天色仍然暗淡,四周一片靜寂。
乾冷乾冷的風吹拂著青枝的面孔。
她拉著板車在山路上走著。
要說發生了什麼,還得從三刻鐘以前說起。
三刻鐘以前,她睜開眼睛的一瞬間,便感覺到自己竟然睡在一張床上。
房間裡一片漆黑,寂靜,房間裡有沒有其他人,她並不確定。
她想起昨夜自己喝了幾杯酒,所以,自己之所以躺在這張床上,定然是因為自己在昨夜喝了幾杯便醉倒了,被別人抬進來或是抱進來的。
她伸手張了張手臂,感覺到自己身側並沒有人,所以她便明白了自己一個人睡著一張床。但她旁邊有沒有別的床鋪,她是不是和其他士兵睡在同一個房間裡,她就不知道了。
她猜測自己睡覺的這個房間是昨夜喝酒的那戶人家的房間。
而她很快就想到,也許自己可以趁機出逃。
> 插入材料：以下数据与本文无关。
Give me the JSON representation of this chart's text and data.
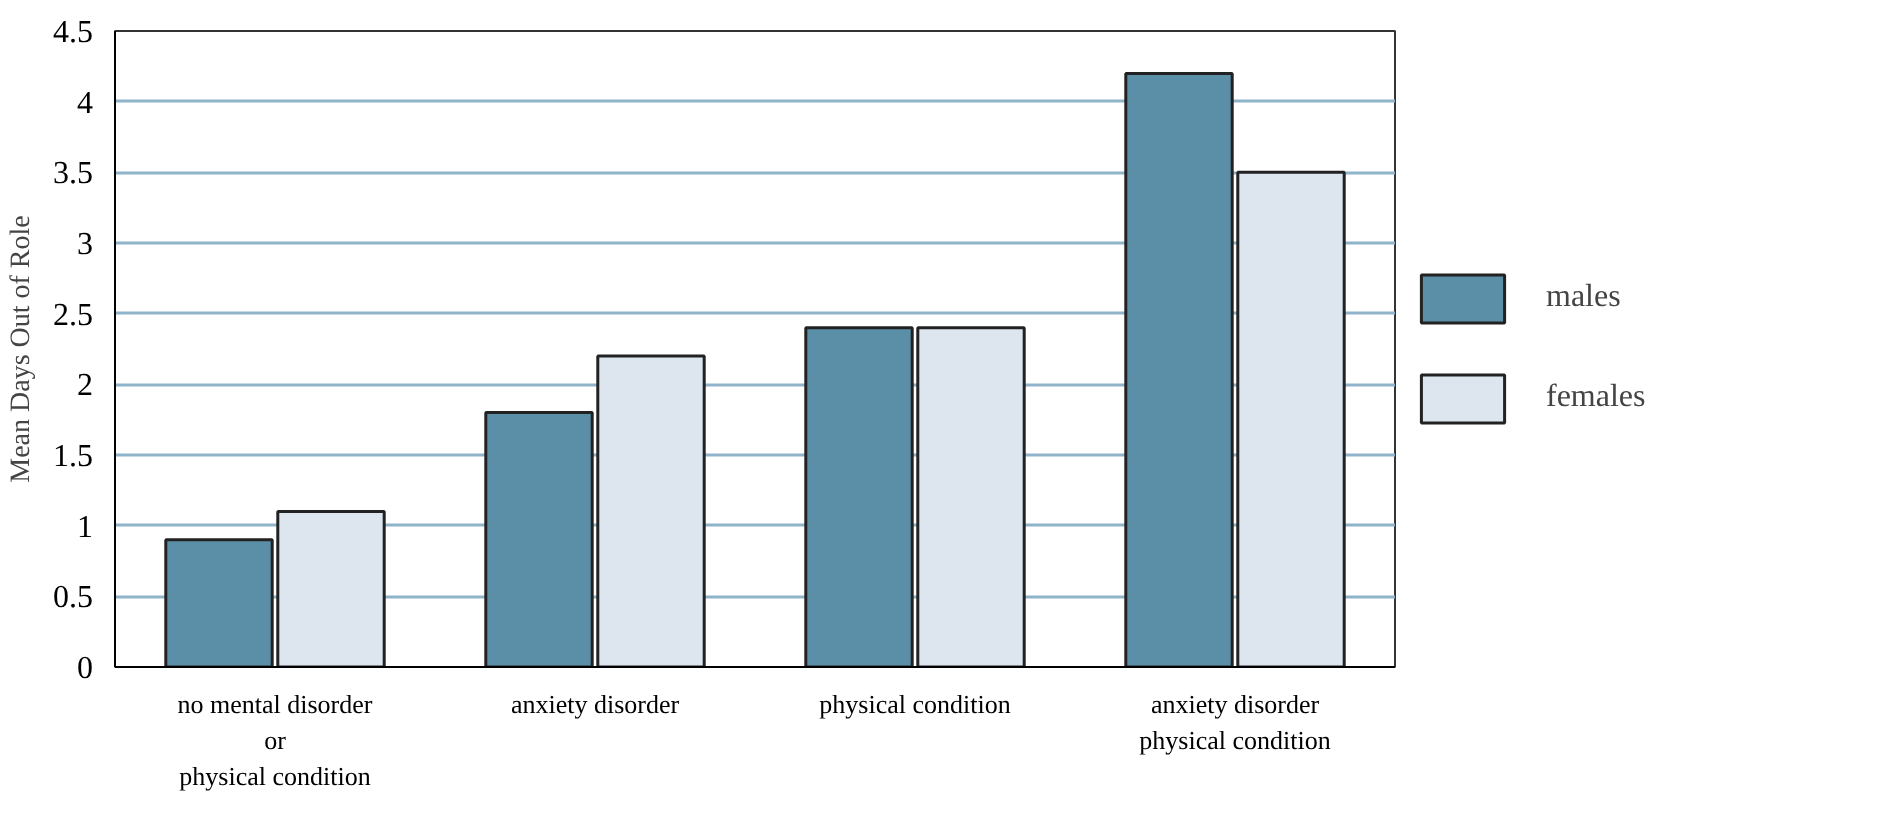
{
  "chart_data": {
    "type": "bar",
    "ylabel": "Mean Days Out of Role",
    "categories": [
      "no mental disorder\nor\nphysical condition",
      "anxiety disorder",
      "physical condition",
      "anxiety disorder\nphysical condition"
    ],
    "series": [
      {
        "name": "males",
        "color": "#5b8fa8",
        "values": [
          0.9,
          1.8,
          2.4,
          4.2
        ]
      },
      {
        "name": "females",
        "color": "#dde6ee",
        "values": [
          1.1,
          2.2,
          2.4,
          3.5
        ]
      }
    ],
    "ylim": [
      0,
      4.5
    ],
    "yticks": [
      0,
      0.5,
      1,
      1.5,
      2,
      2.5,
      3,
      3.5,
      4,
      4.5
    ],
    "grid": "y",
    "legend": "right"
  }
}
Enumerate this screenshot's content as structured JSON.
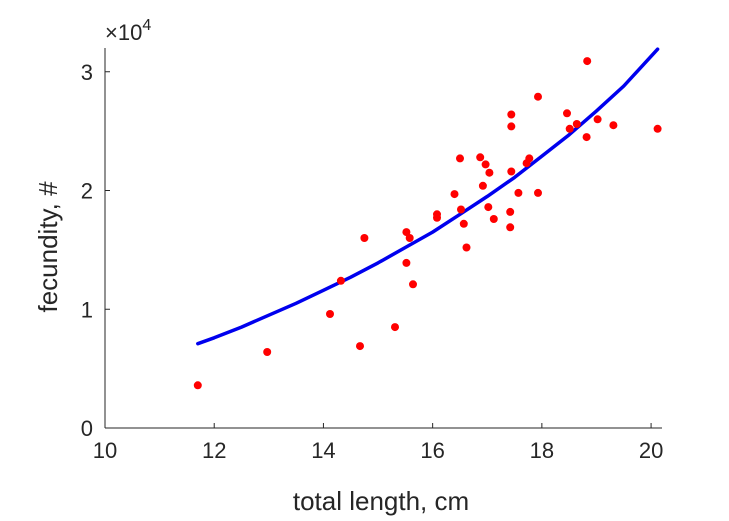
{
  "chart_data": {
    "type": "scatter",
    "title": "",
    "xlabel": "total length, cm",
    "ylabel": "fecundity, #",
    "xlim": [
      10,
      20.2
    ],
    "ylim": [
      0,
      3.2
    ],
    "x_ticks": [
      10,
      12,
      14,
      16,
      18,
      20
    ],
    "y_ticks": [
      0,
      1,
      2,
      3
    ],
    "x_tick_labels": [
      "10",
      "12",
      "14",
      "16",
      "18",
      "20"
    ],
    "y_tick_labels": [
      "0",
      "1",
      "2",
      "3"
    ],
    "y_exponent_base": "×10",
    "y_exponent_power": "4",
    "grid": false,
    "legend": "none",
    "series": [
      {
        "kind": "points",
        "color": "#ff0000",
        "points": [
          [
            11.7,
            0.36
          ],
          [
            12.97,
            0.64
          ],
          [
            14.12,
            0.96
          ],
          [
            14.32,
            1.24
          ],
          [
            14.67,
            0.69
          ],
          [
            14.75,
            1.6
          ],
          [
            15.31,
            0.85
          ],
          [
            15.52,
            1.39
          ],
          [
            15.52,
            1.65
          ],
          [
            15.58,
            1.6
          ],
          [
            15.64,
            1.21
          ],
          [
            16.08,
            1.77
          ],
          [
            16.08,
            1.8
          ],
          [
            16.4,
            1.97
          ],
          [
            16.5,
            2.27
          ],
          [
            16.52,
            1.84
          ],
          [
            16.57,
            1.72
          ],
          [
            16.62,
            1.52
          ],
          [
            16.87,
            2.28
          ],
          [
            16.92,
            2.04
          ],
          [
            16.97,
            2.22
          ],
          [
            17.02,
            1.86
          ],
          [
            17.04,
            2.15
          ],
          [
            17.12,
            1.76
          ],
          [
            17.42,
            1.69
          ],
          [
            17.42,
            1.82
          ],
          [
            17.44,
            2.16
          ],
          [
            17.44,
            2.54
          ],
          [
            17.44,
            2.64
          ],
          [
            17.57,
            1.98
          ],
          [
            17.72,
            2.23
          ],
          [
            17.77,
            2.27
          ],
          [
            17.93,
            1.98
          ],
          [
            17.93,
            2.79
          ],
          [
            18.46,
            2.65
          ],
          [
            18.51,
            2.52
          ],
          [
            18.64,
            2.56
          ],
          [
            18.82,
            2.45
          ],
          [
            18.83,
            3.09
          ],
          [
            19.02,
            2.6
          ],
          [
            19.31,
            2.55
          ],
          [
            20.12,
            2.52
          ]
        ]
      },
      {
        "kind": "fit-curve",
        "color": "#0000ee",
        "x": [
          11.7,
          12.0,
          12.5,
          13.0,
          13.5,
          14.0,
          14.5,
          15.0,
          15.5,
          16.0,
          16.5,
          17.0,
          17.5,
          18.0,
          18.5,
          19.0,
          19.5,
          20.12
        ],
        "y": [
          0.71,
          0.76,
          0.85,
          0.95,
          1.05,
          1.16,
          1.27,
          1.39,
          1.52,
          1.65,
          1.8,
          1.95,
          2.11,
          2.29,
          2.47,
          2.67,
          2.88,
          3.19
        ]
      }
    ]
  }
}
趁其他人都還在睡覺之時,趕緊逃之夭夭。
現在不逃,便再也不可能有機會逃走了。
於是,她悄悄起床,因為怕房間裡有人,她擔心點燈會驚醒房間裡的人,便摸著黑找房間的門。在找房間的門的過程中,她的腿碰著了另一張床,於是她明白了,這房間裡除了她睡的床,還有其他床。至於這房間裡到底有幾張床,其他床上有沒有人,她就不能確定了。
摸著黑輕手輕腳找到了門的所在位置,她在門後摸到了門閂,小心翼翼地將門閂往右邊推,還好,沒出什麼大的聲響。
開門走出門後,因為擔心關門聲會驚醒其他人,她連門也未敢關,便來到了門外面。
此時外面有一點光亮,能讓她看出院子裡的輪廓,她發現,這片院子竟然不是昨夜喝酒的那片院子。首先這個院子裡的房屋佈局便和昨夜那家有極大的差別,而且,院子大小也不一樣,這個院子要大多了,而且,那戶人家院落裡有一棵大樹,這片院子裡沒有大樹。
這個發現讓她震驚不已,她不知道自己是怎麼來到這個院子裡的,又是誰把她弄進來的。
她猜測,大概是因為昨夜喝醉了,大家都不便回兵營,所以大家就在村裡借宿,她認為自己現在在的院子肯定就在喝酒的那戶人家邊上。
走到院門前,她將院門的門閂開啟,往兩邊看去時,就著微弱的光線,她才發現這個村子大概只有幾戶人家,而且每戶人家都離得有些距離,和喝酒的那個村莊戶挨著戶完全不同。
怎麼,連村莊都不是昨夜的村莊了?
她不想再猜測下去昨夜到底發生了什麼,既然現在有逃跑的機會,她決定立刻跑掉。於是,輕手輕腳出了這個村子後,她拔腿就往南跑。
跑了一小會以後,她迴轉身看了一眼,見遠處似乎有個影子跟在自己後面,她想跟著的人必然是那些士兵中的一個了,他肯定是發現了自己醒來以後來就逃跑了,所以才跟在自己後面。
眼下那人在自己後面百來丈遠處。
她希望能尋個藏身之處,但是,四周都是山,山上是冬季的光禿禿的樹林,哪裡有什麼可以藏身的地方?
往前看時,她看到離這兒半里路遠的山路邊上有一個村莊,她決定看看能不能在那個村子裡找到一個可以防身的工具。她已經不指望找到藏身之處了,那個村子看樣子也就是十來戶人家,而後面的人見自己在村子附近消失的話,肯定會到那個村子裡尋找自己的。
只要他願意找,那麼小的村子,自己就一定會被他找到。所以,她唯有找防身的工具,趁他不備時,給他一擊。
於是,她奮力往前跑。
跑到那片村落時,她便在村道邊上的一棵樹下撿拾了一塊磚頭。
然後,她往村裡走了幾丈遠,來到一戶人家的牆邊,依在那兒等待著。
她並沒有在牆邊等待太久,便聽到了村外傳來的腳步聲,腳步聲聽起來很是急促。
當腳步聲越來越近時,她知道他也來到村子裡了。
當腳步聲就近在咫尺時,她的心“砰砰”跳得厲害,她擔心自己手上的磚頭無法給那人致命一擊。